Concrètement, la loi, qui doit encore être votée, prévoit que les services publics américains ne peuvent acheter du matériel télécom ou des services d'Huawei Technologies Company, ZTE Corporation ou de leurs filiales.

On ne sait pas si et quand la loi sera soumise au vote, mais il s'agit en tout cas là d'un nouvel élément à apporter au dossier du boycott que les Etats-Unis tentent d'imposer depuis quelques années déjà. En réalité, le pays craint que le matériel et les services de ces entreprises ne soient utilisés à des fins d'espionnage par la Chine.
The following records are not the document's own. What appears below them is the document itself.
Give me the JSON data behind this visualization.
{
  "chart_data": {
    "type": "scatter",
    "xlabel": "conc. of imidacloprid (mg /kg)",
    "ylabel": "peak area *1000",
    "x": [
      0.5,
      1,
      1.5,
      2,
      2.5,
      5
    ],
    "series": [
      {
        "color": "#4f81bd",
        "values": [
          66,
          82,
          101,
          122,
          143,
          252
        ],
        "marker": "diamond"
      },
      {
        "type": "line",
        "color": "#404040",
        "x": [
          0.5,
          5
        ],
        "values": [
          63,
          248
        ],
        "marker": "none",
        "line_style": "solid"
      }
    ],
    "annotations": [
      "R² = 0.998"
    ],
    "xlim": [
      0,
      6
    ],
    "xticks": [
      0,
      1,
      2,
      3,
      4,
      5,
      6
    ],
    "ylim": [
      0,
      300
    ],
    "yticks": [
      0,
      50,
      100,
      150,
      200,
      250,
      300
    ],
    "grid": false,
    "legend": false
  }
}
Cette crainte n'est pas nouvelle. C'est ainsi qu'en 2012 déjà est sorti un rapport du comité House Intelligence abordant des questions relatives à de possibles actes d'espionnage. Dans un premier temps, les Etats-Unis voulaient décourager les entreprises américaines d'acquérir des produits de deux fabricants chinois. Un détail pas du tout anodin dans le débat, c'est que la croissance des fabricants télécoms chinois l'a été nettement aux dépens de l'américaine Cisco.

Assez ironiquement, cela s'est passé quelques mois, avant qu'on apprenne que le service de sécurité américain NSA collectait lui-même massivement des informations via Microsoft, Yahoo, Google, Facebook, Skype, Apple et YouTube notamment avec le programme Prism.

Suite aux documents diffusés par l'ex-collaborateur de la NSA, Edward Snowden, il apparut en effet clairement à l'époque que plusieurs services américains, avec ou sans la collaboration de firmes technologiques des Etats-Unis, étaient prêts à tout pour procéder à des actions d'espionnage au moyen de la technologie d'entreprises américaines.